All this about my leader of working men has nothing to do with the subject under discussion, but I could not resist the temptation of giving a portrait of the man.

One bright spring day I was with him, pacing his garden walk, discussing a variety of important matters relating to man's spiritual nature, and so forth, when by and by we drifted into other themes—wild nature, and then wild bird life. "There is," he said, "one curious thing about birds in which they differ from other creatures and which makes them a little more puzzling to a man with just the ordinary knowledge of nature. They have wings to carry them about and they roam from place to place so that at any moment a man may be confronted with a bird of a perfectly unfamiliar appearance.
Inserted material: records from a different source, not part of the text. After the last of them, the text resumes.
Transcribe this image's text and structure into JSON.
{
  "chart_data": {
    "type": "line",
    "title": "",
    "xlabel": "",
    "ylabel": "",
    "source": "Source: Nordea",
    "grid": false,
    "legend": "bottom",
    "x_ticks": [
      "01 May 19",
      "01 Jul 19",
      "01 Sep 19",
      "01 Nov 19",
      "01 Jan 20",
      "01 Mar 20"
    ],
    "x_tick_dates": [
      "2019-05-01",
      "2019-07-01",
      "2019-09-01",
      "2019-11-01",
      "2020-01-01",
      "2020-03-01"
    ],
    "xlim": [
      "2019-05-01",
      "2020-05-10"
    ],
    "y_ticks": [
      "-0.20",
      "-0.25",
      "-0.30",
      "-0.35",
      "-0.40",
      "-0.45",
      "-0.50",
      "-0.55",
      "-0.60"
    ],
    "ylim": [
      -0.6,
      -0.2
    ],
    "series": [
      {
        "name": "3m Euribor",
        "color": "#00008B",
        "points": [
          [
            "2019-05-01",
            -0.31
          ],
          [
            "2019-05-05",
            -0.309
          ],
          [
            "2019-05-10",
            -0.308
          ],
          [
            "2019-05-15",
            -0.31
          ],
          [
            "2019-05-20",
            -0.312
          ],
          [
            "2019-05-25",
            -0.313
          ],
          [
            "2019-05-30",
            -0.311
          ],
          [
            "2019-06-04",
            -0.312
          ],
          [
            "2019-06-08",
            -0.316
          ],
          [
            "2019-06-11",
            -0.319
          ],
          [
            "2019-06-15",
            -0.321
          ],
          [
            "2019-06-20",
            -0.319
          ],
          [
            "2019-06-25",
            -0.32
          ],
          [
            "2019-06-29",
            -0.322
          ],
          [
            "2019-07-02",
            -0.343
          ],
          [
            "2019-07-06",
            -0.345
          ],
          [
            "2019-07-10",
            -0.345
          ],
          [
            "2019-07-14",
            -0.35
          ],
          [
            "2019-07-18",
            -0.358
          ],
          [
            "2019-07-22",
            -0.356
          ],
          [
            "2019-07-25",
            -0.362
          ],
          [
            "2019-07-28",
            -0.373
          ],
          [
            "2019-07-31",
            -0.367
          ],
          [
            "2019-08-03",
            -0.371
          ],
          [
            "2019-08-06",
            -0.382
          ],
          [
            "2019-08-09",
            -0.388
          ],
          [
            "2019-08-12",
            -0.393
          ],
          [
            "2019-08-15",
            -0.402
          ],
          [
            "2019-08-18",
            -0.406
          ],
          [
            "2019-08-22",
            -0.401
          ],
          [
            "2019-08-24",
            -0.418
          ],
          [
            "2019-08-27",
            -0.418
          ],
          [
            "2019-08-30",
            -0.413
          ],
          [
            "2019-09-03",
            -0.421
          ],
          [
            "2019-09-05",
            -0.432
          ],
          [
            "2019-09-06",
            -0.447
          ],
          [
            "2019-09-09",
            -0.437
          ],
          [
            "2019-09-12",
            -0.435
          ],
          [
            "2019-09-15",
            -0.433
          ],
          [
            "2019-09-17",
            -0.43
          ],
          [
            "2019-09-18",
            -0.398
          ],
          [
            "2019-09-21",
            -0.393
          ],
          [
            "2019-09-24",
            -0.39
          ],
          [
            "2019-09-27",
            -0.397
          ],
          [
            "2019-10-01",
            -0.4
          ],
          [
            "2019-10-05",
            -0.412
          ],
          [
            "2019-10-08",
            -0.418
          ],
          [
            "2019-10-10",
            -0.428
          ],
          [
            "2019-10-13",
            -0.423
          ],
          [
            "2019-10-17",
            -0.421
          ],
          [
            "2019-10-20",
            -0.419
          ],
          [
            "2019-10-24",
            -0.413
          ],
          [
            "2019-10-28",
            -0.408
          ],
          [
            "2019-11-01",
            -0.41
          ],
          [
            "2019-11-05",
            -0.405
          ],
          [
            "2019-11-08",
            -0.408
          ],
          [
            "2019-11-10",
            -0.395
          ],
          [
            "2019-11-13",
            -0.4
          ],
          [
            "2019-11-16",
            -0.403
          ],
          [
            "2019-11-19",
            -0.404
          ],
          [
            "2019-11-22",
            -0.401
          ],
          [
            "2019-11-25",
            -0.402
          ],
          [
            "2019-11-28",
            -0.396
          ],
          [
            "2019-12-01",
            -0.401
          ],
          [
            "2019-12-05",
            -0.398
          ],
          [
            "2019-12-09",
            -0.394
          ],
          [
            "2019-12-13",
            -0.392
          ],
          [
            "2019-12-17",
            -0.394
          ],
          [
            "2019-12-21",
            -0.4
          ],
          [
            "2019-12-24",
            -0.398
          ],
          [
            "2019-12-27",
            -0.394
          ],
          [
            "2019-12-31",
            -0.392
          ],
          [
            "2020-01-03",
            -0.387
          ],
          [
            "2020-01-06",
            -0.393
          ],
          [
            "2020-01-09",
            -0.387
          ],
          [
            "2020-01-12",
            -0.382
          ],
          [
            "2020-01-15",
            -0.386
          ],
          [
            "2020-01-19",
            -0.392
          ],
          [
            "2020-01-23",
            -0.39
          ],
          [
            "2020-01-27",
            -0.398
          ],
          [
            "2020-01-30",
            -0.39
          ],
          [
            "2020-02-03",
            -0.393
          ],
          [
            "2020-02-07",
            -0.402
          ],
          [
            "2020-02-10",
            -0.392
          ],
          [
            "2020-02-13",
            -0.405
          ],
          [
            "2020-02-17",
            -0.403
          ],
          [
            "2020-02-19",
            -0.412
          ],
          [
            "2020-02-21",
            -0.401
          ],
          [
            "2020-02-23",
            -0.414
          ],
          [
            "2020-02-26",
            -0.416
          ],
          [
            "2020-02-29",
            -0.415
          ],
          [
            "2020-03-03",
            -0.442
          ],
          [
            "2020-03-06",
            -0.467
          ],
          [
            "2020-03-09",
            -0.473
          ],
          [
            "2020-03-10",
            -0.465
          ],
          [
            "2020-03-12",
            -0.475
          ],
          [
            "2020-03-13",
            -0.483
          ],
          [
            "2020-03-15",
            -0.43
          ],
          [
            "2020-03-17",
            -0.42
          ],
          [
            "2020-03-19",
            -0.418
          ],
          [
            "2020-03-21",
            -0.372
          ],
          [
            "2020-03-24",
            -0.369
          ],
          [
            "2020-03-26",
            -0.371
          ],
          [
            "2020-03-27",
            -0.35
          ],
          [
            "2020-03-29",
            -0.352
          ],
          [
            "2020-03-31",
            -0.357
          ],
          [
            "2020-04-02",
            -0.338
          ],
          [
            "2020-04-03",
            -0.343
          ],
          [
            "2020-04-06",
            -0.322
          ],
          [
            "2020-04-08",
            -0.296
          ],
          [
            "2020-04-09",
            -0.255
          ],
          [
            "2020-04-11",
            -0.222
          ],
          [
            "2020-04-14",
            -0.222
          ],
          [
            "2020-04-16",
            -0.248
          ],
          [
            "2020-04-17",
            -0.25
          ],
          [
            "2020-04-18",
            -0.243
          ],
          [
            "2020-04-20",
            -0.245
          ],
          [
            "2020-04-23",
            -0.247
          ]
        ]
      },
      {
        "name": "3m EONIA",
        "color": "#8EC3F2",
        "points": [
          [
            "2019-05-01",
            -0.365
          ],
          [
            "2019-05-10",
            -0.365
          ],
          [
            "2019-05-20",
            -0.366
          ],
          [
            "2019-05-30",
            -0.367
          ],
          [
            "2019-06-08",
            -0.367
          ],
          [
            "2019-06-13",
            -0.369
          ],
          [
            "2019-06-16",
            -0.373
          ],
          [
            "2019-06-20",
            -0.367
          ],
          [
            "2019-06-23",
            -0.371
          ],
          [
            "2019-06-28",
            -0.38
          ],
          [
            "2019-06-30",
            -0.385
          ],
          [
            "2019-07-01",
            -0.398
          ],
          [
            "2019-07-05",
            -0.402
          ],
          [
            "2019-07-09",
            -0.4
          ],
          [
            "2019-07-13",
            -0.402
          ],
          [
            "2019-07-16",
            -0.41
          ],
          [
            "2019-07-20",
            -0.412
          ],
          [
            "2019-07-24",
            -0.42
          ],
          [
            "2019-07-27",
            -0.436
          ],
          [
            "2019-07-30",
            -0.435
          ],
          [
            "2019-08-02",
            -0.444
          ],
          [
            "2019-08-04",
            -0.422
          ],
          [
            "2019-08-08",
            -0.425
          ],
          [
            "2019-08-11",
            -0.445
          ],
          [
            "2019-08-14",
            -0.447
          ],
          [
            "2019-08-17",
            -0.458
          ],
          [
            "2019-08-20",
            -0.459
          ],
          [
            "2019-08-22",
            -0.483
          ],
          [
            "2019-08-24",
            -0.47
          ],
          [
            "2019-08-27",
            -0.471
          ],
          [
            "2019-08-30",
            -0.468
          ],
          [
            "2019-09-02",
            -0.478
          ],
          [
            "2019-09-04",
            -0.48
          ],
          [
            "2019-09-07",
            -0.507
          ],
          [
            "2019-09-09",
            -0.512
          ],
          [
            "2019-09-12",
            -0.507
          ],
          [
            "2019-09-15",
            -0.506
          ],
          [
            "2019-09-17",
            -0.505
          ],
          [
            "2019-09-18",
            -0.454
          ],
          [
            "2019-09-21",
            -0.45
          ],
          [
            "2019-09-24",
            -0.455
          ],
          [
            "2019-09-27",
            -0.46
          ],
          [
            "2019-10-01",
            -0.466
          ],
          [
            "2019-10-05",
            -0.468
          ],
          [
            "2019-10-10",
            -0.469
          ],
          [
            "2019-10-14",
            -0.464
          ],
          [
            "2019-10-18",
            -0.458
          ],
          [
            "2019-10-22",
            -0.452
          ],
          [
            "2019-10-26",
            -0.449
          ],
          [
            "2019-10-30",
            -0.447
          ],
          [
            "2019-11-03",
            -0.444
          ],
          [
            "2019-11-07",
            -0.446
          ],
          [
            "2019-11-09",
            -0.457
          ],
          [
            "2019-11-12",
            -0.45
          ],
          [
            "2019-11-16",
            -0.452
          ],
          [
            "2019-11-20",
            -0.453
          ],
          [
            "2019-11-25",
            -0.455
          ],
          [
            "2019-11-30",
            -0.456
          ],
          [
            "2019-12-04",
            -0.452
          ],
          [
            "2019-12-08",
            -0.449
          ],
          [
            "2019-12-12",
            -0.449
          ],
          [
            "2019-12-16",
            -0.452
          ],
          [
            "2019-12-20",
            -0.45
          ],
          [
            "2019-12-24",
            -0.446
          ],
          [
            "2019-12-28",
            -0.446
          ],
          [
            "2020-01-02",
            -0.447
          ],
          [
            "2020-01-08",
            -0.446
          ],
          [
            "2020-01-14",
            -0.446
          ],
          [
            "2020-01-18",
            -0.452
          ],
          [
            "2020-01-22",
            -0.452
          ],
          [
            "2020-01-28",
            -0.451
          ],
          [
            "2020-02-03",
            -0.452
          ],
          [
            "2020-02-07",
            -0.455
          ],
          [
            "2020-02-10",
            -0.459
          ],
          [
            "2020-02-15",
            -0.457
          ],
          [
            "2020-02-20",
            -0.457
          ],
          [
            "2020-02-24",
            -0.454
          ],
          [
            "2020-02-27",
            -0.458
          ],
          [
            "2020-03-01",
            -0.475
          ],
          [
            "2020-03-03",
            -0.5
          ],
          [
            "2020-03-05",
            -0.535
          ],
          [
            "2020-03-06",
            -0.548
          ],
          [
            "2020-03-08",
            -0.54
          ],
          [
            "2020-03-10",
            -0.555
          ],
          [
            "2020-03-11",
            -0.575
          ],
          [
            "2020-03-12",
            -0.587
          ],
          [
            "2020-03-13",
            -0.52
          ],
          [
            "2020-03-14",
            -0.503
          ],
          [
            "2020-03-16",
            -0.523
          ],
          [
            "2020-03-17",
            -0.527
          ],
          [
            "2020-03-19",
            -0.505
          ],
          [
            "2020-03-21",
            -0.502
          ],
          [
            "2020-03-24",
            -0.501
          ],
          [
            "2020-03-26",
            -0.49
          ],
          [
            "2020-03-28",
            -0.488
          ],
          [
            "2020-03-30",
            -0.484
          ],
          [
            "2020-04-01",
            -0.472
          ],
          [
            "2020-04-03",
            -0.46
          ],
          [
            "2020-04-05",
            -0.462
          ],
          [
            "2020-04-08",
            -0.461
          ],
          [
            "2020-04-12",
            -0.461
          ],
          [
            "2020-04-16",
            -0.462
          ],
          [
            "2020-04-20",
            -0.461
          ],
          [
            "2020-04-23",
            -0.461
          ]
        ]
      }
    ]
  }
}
Or he may hear a cry or song which he has never heard before, and in such a case he can only say that the bird must be a stranger in that locality—a wanderer from some distant place. But one would always like to know what the bird is; it adds to the interest, and I have very often wished when seeing or hearing some such strange bird that some one like yourself, with an intimate knowledge of all the species in our country, had been with me to satisfy my curiosity."

Just as he was finishing a chaffinch flew down and vanished into the dense foliage of a young horse-chestnut tree growing a dozen yards from where we stood, and no sooner had it come down than it burst out in its familiar loud ringing lyric.

He started round and held up his hand. "There!" he exclaimed when the bird ended his song. "A case in point! Now can you tell me what bird was that?"

"A chaffinch," I said.

He looked sharply, almost resentfully, at me, thinking it a poor joke on my part, and when I smiled at his expression he was more put out than ever. But I could not help admiring him as he stood there staring into my face. He had put down his spade when our talk began; his coat was off, his cloudy old brown waistcoat unbuttoned, his blue cotton shirt-sleeves rolled up to the elbows, his hands and arms smeared with dried clay—a grand figure of a man with the white beard mixed with a little red falling to his waist, his grey old shapeless felt hat thrust back on his head and his long hair down to his shoulders.

He assured me with dignity that if there was a bird he was familiar with it was the chaffinch, that as a person born and bred in the country he could not make a mistake about such a bird. Nevertheless, I returned, the bird we had heard was a chaffinch, and familiar as he was with such a bird he could not put his knowledge against mine in such a case. He assented but still felt dissatisfied. "You will allow, I suppose," he said, "that there are great differences in individual singers and that some one bird may be so different from the generality as to deceive one who is not an ornithologist as to its species."

He was right there, I said, and that consoled him, and he concluded that this particular bird had uttered an unusual sort of song which no person, not a trained naturalist, would have identified as that of a chaffinch.

It was not so, but I let it pass, and he was glad to get back to other higher subjects where he was, so to speak, on his native heath and could be my guide.

This may appear an extreme case: I do not think so: I have conversed about the creatures with too many rustics and country people of all denominations to think it anything out of the common—scores and hundreds of rustics all over the country, and if I want to hear something fresh and interesting I go to the boy and not to his stolid father, or hoary-headed less stolid grandfather, who have both pretty well forgotten all they once knew.